RIYAD: L'ambassadeur saoudien au Yémen et superviseur du programme saoudien pour le développement et la reconstruction du Yémen, Mohammed Al-Jaber, a annoncé que le Royaume, sous les directives de ses dirigeants, a fourni un nouveau soutien au budget du gouvernement yéménite, visant à payer les salaires des employés de l'État dans tous les secteurs.

Dans un post sur X, Al-Jaber a déclaré que ce soutien complète un ensemble de projets et d'initiatives de développement, d'un montant de 1,9 milliard de SR, annoncés mercredi. Ce paquet comprend la fourniture des dérivés du pétrole nécessaires au fonctionnement des centrales électriques, ce qui contribuera à améliorer le niveau de vie des habitants du Yémen et à alléger leur fardeau quotidien.
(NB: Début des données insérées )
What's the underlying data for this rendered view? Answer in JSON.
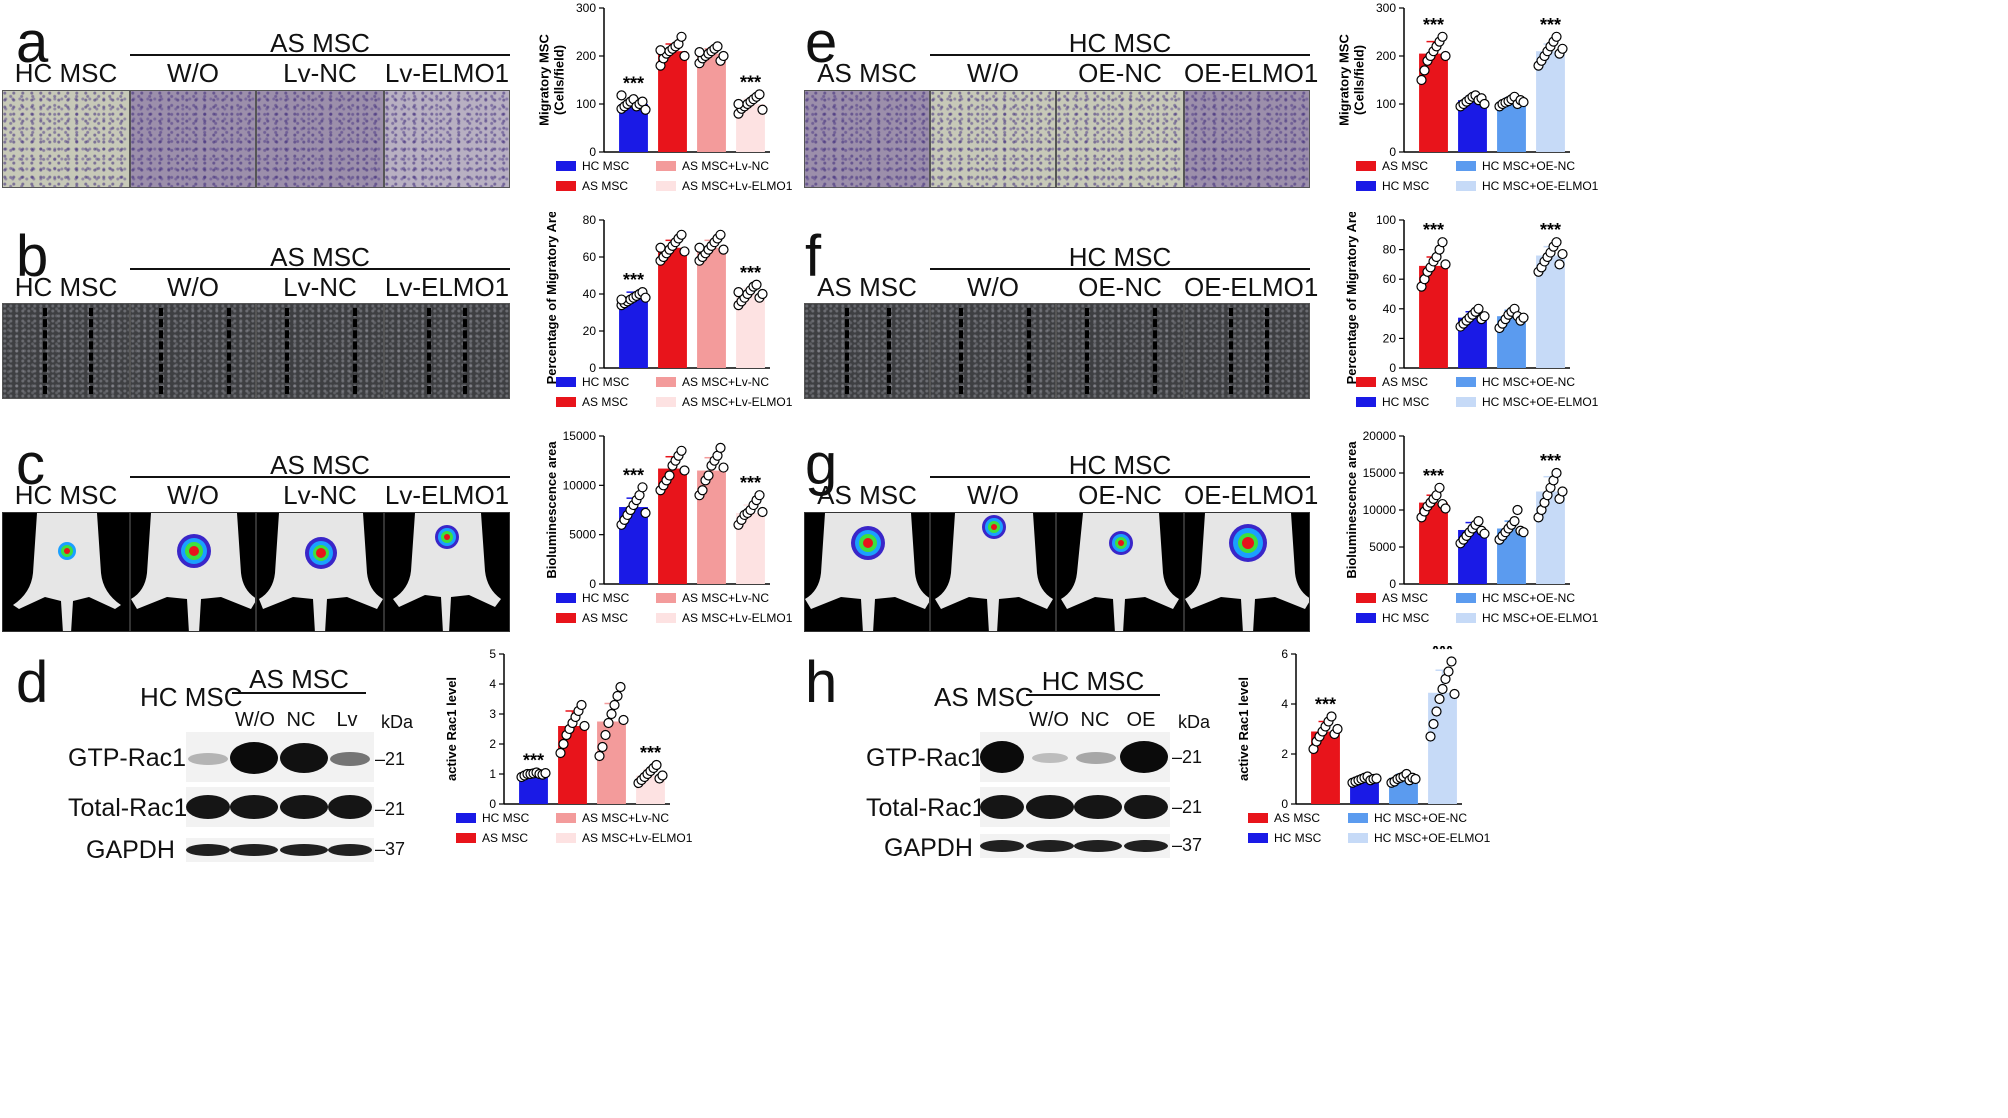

Le poste d'Al-Jaber a souligné, en particulier, que tous les salaires des forces militaires et de sécurité liées au comité militaire supérieur lié à la coalition dirigée par l'Arabie saoudite seront payés à partir de dimanche.

Ce message est probablement lié à plusieurs informations médiatiques qui ont suggéré que l'ancien chef du Conseil de transition du Sud (STC), Aidaroos Al Zubaidi, qui a fui le Yémen, profitait du personnel militaire et retenait les salaires en guise de moyen de pression. M. Al-Zubaidi est recherché par le gouvernement yéménite pour haute trahison et corruption.

L'ambassadeur a souligné que ces mesures s'inscrivaient dans le cadre du soutien aux efforts déployés par le gouvernement yéménite pour mettre en œuvre le programme de réforme économique, qui vise à assurer la stabilité financière et économique et à renforcer la capacité de l'État à s'acquitter de ses obligations fondamentales.